Small Fermi energy, zero point fluctuations and nonadiabaticity in MgB$_2$

TL;DR

This paper investigates how small Fermi energies and zero-point lattice fluctuations in MgB$_2$ lead to nonadiabatic effects, challenging the Born-Oppenheimer approximation and potentially impacting understanding of unconventional superconductivity.

Contribution

It demonstrates that quantum lattice fluctuations cause significant Fermi energy uncertainties in MgB$_2$, revealing a new nonadiabatic regime relevant to unconventional superconductors.

Findings

Fermi energy in MgB$_2$ is about 0.5 eV, affected by low hole doping.

Zero-point lattice fluctuations induce Fermi energy uncertainties comparable to the Fermi energy.

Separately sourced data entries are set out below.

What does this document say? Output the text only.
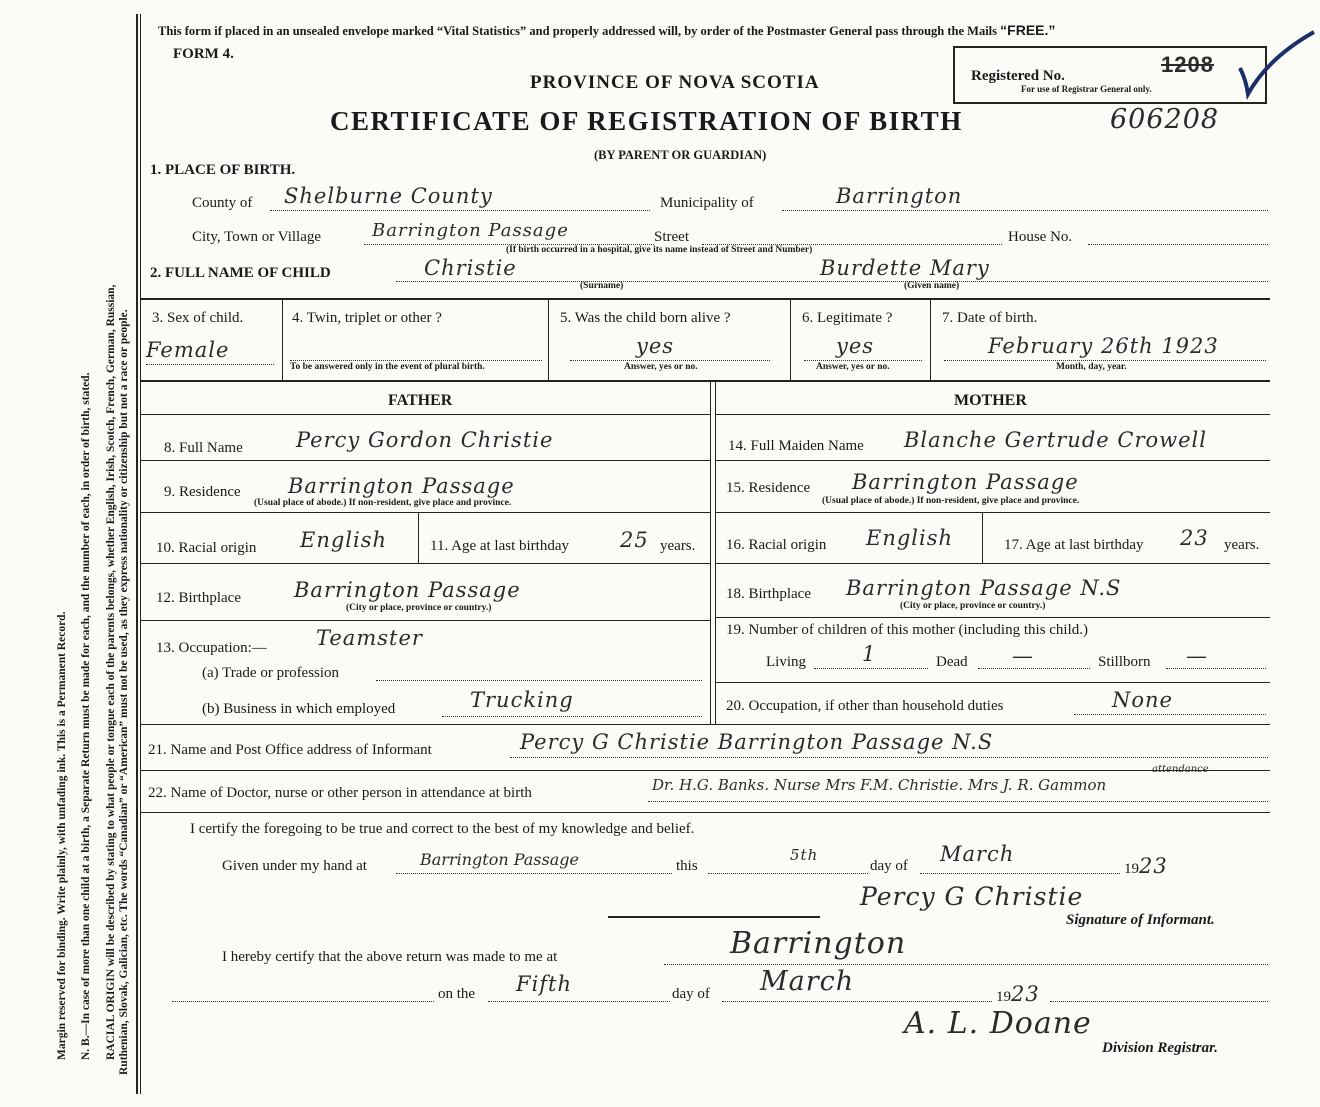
Margin reserved for binding. Write plainly, with unfading ink. This is a Permanent Record. N. B.—In case of more than one child at a birth, a Separate Return must be made for each, and the number of each, in order of birth, stated. RACIAL ORIGIN will be described by stating to what people or tongue each of the parents belongs, whether English, Irish, Scotch, French, German, Russian, Ruthenian, Slovak, Galician, etc. The words “Canadian” or “American” must not be used, as they express nationality or citizenship but not a race or people.
This form if placed in an unsealed envelope marked “Vital Statistics” and properly addressed will, by order of the Postmaster General pass through the Mails “FREE.”
FORM 4.
PROVINCE OF NOVA SCOTIA
CERTIFICATE OF REGISTRATION OF BIRTH	606208
(BY PARENT OR GUARDIAN)
Registered No.	1208
For use of Registrar General only.
1. PLACE OF BIRTH.
County of Shelburne County	Municipality of	Barrington
City, Town or Village	Barrington Passage	Street	House No.
(If birth occurred in a hospital, give its name instead of Street and Number)
2. FULL NAME OF CHILD	Christie
(Surname)
Burdette Mary
(Given name)
3. Sex of child.
Female
4. Twin, triplet or other ?
To be answered only in the event of plural birth.
5. Was the child born alive ?
yes
Answer, yes or no.
6. Legitimate ?
yes
Answer, yes or no.
7. Date of birth.
February 26th 1923
Month, day, year.
FATHER	MOTHER
8. Full Name	Percy Gordon Christie
9. Residence Barrington Passage
(Usual place of abode.) If non-resident, give place and province.
10. Racial origin English	11. Age at last birthday 25 years.
12. Birthplace	Barrington Passage
(City or place, province or country.)
13. Occupation:— Teamster
(a) Trade or profession
(b) Business in which employed	Trucking
14. Full Maiden Name Blanche Gertrude Crowell
15. Residence Barrington Passage
(Usual place of abode.) If non-resident, give place and province.
16. Racial origin English	17. Age at last birthday 23 years.
18. Birthplace Barrington Passage N.S
(City or place, province or country.)
19. Number of children of this mother (including this child.)
Living	1	Dead —	Stillborn —
20. Occupation, if other than household duties	None
21. Name and Post Office address of Informant	Percy G Christie Barrington Passage N.S
22. Name of Doctor, nurse or other person in attendance at birth	Dr. H.G. Banks. Nurse Mrs F.M. Christie. Mrs J. R. Gammon
attendance
I certify the foregoing to be true and correct to the best of my knowledge and belief.
Given under my hand at	Barrington Passage	this
5th
day of March
1923
Percy G Christie
Signature of Informant.
I hereby certify that the above return was made to me at	Barrington
on the Fifth	day of March	1923
A. L. Doane
Division Registrar.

The adiabatic approximation breaks down due to strong lattice-electron coupling.

Abstract

Small Fermi energy effects are induced in MgB$_2$ by the low hole doping in the $\sigma$ bands which are characterized by a Fermi energy $E_{\rm F}^\sigma \sim 0.5$ eV. We show that, due to the particularly strong deformation potential relative to the $E_{2g}$ phonon mode, lattice fluctuations are reflected in strong fluctuations in the electronic band structure. Quantum fluctuations associated to the zero-point lattice motion are responsible for an uncertainty of the Fermi energy of the order of the Fermi energy itself, leading to the breakdown of the adiabatic principle underlying the Born-Oppenheimer approximation in MgB$_2$ even if $\omega_{\rm ph}/E_{\rm F} \sim 0.1-0.2$, where $\omega_{\rm ph}$ are the characteristic phonon frequencies. This amounts to a new nonadiabatic regime, which could be relevant to other unconventional superconductors.